On the Road to Hanoi

Day 30: Ho Chi Minh City to Mui Né

The alarm sings at 630am. Bag packing time! Flo and I eat breakfast downstairs and pore over a map. What shall be the first destination of our road trip from Saigon to Hanoi? We’re looking for any way but the highway to get there, but it seems that is the only route until we’re out of the city.
As we strap our packs to the motorcycle racks, an old Vietnamese man sipping coffee suggests we go to Mui Né – a beach town 211km away. Sounds do-able. Mui Né it is!
Helmets on, identities hidden by facemasks and sunglasses, it’s go time. I position my butt on the leather of my army green Honda Win; Flo is settled in on his black one. I look at him, and even through his dark shades and dragonfly-printed mask I can see that he is feeling the same as I am – cool as fuck. Vietnam by motorbike! This is a dream. Don’t pinch us.
We hit the highway and roar through traffic thicker and stickier than molten lava crushing a honey factory. Like the other bikes, we cruise the shoulder, but it doesn’t save us from dodging raging semi trucks and angry bus drivers rattling through like they’re escaping their third speeding offense. Motorbikes shoot out of alleys like bullets and people drive the wrong way down the side of the road. Every inch of pavement is fair game for any set of wheels.
The Ho Chi Minh City skyline is behind us, then before us, behind and in front again.

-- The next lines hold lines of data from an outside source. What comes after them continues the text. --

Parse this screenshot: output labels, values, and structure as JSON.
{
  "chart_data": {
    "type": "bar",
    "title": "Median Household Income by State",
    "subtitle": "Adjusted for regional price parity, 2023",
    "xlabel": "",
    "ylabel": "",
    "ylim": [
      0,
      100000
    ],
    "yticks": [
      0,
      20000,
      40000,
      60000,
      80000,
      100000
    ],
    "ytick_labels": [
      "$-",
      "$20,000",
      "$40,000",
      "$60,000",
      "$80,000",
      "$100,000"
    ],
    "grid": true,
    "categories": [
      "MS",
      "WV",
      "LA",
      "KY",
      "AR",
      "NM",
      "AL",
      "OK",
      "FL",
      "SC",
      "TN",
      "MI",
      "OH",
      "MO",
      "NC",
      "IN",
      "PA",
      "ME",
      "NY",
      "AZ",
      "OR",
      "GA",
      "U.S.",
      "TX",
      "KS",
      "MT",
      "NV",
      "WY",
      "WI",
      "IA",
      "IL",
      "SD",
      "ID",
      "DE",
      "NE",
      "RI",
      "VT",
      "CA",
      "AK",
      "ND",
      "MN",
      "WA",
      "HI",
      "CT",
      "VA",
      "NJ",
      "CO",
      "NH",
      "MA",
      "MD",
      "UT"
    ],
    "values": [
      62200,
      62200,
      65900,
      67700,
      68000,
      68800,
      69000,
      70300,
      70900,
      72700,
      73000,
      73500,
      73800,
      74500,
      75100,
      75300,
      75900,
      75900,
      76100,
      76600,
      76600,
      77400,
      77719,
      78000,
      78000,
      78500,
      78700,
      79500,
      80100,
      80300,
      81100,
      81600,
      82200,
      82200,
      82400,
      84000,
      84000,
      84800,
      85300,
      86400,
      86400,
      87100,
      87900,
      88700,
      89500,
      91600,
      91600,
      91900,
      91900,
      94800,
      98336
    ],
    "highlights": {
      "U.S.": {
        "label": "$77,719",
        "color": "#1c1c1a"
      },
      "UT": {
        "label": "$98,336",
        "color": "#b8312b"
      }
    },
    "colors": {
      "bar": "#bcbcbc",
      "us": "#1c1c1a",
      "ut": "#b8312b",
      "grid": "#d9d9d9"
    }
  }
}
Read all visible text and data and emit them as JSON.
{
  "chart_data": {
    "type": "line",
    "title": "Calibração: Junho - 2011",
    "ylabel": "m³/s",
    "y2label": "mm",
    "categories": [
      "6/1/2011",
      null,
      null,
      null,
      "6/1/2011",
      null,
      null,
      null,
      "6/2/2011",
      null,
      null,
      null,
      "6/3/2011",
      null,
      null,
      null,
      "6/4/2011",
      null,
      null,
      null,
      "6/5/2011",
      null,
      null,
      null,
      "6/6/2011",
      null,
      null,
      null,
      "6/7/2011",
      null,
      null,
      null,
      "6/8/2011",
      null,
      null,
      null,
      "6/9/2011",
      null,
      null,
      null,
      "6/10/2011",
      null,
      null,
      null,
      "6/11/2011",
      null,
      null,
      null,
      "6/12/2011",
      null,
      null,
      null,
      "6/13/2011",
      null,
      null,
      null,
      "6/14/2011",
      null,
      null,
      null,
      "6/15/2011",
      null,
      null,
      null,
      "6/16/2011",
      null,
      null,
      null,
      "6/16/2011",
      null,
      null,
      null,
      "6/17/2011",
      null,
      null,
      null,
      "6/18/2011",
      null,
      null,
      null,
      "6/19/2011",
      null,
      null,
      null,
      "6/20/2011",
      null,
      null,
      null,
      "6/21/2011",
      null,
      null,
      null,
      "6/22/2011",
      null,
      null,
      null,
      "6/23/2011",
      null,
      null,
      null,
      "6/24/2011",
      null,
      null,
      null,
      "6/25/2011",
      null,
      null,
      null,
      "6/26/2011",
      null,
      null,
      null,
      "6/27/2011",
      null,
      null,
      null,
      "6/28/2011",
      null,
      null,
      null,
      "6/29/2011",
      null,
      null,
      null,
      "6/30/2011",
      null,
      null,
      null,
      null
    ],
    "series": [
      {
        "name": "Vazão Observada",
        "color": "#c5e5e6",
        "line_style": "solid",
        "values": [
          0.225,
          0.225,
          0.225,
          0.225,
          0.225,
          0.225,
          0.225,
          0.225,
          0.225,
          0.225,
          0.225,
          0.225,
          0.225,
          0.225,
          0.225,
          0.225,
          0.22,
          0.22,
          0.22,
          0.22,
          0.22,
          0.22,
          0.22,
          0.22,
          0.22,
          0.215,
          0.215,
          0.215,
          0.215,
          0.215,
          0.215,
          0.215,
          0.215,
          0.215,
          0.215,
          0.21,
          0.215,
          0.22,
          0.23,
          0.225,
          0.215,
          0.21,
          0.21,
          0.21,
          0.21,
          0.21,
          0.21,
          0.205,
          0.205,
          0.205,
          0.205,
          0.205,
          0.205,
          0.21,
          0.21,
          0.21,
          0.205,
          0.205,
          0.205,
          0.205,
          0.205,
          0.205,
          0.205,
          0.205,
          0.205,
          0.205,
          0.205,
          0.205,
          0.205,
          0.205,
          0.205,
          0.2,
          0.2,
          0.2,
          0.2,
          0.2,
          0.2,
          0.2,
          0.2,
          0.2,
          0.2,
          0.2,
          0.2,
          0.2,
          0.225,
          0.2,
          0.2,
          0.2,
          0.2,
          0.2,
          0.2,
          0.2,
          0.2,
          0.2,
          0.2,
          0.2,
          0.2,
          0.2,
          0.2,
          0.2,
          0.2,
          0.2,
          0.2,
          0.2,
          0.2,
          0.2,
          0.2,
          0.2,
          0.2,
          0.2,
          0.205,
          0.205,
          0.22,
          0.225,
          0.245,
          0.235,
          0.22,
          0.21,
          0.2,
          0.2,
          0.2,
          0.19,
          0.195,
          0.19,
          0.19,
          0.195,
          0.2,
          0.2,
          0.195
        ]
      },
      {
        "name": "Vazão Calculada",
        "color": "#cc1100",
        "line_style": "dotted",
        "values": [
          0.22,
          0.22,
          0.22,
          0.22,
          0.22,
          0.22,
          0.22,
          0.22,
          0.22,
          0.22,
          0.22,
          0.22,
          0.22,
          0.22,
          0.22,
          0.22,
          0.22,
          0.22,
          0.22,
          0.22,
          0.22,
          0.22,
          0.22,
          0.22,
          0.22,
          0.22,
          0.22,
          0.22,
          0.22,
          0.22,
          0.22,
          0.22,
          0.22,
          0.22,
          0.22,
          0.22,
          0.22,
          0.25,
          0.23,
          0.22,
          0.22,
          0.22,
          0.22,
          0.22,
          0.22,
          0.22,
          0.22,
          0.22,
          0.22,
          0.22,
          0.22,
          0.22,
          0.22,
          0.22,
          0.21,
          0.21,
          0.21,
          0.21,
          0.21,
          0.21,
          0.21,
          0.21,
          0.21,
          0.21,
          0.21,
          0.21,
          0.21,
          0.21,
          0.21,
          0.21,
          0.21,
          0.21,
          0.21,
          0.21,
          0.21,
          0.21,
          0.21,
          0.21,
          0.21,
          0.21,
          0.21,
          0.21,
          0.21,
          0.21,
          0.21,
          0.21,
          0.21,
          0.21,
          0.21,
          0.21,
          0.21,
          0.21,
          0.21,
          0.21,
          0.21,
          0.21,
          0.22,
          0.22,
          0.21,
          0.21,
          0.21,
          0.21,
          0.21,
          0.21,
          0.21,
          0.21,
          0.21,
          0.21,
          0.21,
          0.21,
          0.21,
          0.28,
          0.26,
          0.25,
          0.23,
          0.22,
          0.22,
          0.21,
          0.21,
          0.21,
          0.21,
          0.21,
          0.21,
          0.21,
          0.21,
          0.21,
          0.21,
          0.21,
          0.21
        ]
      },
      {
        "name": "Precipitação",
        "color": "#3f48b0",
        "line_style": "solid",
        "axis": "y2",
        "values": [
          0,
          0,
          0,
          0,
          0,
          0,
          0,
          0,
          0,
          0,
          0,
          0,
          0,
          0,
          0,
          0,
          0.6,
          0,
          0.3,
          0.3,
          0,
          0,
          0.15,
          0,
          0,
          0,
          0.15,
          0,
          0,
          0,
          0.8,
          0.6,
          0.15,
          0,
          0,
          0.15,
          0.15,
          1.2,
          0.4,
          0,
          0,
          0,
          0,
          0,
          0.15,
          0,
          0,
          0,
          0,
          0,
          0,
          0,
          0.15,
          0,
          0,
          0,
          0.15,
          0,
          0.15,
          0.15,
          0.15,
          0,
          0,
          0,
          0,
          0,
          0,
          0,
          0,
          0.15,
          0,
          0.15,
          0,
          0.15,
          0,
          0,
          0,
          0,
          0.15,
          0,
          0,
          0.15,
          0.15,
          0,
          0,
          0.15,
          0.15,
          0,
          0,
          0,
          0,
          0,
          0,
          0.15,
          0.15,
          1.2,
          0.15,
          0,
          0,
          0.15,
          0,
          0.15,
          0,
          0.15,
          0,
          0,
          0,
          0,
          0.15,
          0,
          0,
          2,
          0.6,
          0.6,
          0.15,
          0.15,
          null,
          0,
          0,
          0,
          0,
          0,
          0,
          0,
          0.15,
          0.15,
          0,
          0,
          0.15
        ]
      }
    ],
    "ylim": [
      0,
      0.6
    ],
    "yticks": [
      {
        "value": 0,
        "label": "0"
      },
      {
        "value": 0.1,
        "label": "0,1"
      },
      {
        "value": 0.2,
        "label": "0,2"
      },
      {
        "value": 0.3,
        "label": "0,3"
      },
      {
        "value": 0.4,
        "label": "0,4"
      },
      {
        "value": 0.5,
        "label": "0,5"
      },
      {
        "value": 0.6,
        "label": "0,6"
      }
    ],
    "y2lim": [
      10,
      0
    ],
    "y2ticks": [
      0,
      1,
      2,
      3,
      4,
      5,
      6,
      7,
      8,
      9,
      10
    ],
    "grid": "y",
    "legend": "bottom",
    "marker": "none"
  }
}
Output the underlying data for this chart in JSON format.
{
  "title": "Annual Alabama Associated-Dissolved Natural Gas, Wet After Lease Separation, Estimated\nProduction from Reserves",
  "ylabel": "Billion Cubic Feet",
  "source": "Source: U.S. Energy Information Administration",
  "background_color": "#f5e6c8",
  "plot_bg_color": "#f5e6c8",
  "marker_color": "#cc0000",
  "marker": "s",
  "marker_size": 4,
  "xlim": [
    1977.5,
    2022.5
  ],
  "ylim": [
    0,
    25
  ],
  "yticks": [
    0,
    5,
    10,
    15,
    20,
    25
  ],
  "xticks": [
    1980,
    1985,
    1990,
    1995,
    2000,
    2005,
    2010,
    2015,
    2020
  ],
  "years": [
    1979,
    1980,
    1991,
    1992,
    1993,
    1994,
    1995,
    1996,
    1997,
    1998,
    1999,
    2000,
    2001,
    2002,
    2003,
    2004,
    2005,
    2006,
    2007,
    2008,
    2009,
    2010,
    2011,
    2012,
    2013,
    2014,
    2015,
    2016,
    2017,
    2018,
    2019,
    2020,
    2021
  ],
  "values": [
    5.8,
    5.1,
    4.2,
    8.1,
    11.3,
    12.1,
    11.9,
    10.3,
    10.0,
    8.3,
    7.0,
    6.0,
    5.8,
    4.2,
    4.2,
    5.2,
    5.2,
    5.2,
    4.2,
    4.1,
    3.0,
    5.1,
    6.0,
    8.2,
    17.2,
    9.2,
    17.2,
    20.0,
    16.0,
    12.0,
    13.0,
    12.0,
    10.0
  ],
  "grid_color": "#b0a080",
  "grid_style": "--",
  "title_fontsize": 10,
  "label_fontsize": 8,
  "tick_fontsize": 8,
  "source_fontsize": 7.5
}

The overpass we come to is closed off to bikes and we drive by the same temple three times looking for an alternate exit, seeing it from every angle before stopping to look at the map. Saigon won’t let us go. But we won’t give up. This whole highway business just isn’t working for us.
“Follow me,” Flo says, crushing the helmet onto his head. We rumble up the machines and I stick behind him through a wild patch of narrow roads with tall cement walls on either side. A massive red and white tent with fancy fabric flowing around it appears – a wedding tent. It completely blocks the street and there is no way around. Flo doesn’t hesitate.
“Excuse us!” He slows down and wiggles past the rows of chairs with me on his back wheel. Throw barricades, throw wedding tents at us. We got places to be!
This takes us to some sort of small back highway that still whizzes with trucks, but here cows are meandering, eating garbage; people are walking by shops and on the road are groupings of long white lines that turn out to be the most annoying speed bumps in the world.
We pit stop at a trucker-like lunch spot, dining with grubby drivers. Our lips perspire as the heat catches up with us while we eat. It’s three dollars for a couple beers and a few strange dishes of meat.


Back on the back road, we drive until it reconnects with the main highway where the scenery morphs into rolling hills and perfectly triangular mountains that seem to have been constructed with a protractor and exacto knife. Rice paddies and dragon fruit crops colour in the land from left to right. I belt out songs with nonsensical lyrics and whoop like a giddy girl in the throws of freedom.
Coming to a town with hordes of pedestrians and congested streets, we stop. Should we stay? It’s only six more kilometres to Mui Né, but its dark now and difficult to see each other with the traffic lights glaring in our faces. Nah, let’s go. The town opens to a wide, lit up road along the ocean and we crank it. Then, Mui Ne!
Bright lights and foreigners fill up the beach and roadside, and then diminish as the bikes turn through arbitrary alleys filled only with quiet homes. We turn back. The guesthouse we pull into is a little off from the hustle of the main drag. The lady who greets us turns everything to sugar with a single touch, she’s so sweet. She bolts to us as we arrive and sprints up the stairs to show us our room, giggling maniacally. When we ask if they have beer available, I watch her run next door and return with a full bag. Then Flo zooms off to the gym and I indulge in a shower that only 211km of riding can make feel so godly.
I’m writing in the hammock when he gets back, and we go for dinner of fish and scallops, feeding the fishtails to the miniature cats under the table.


Then we go back to our nice little icebox and pass out cold.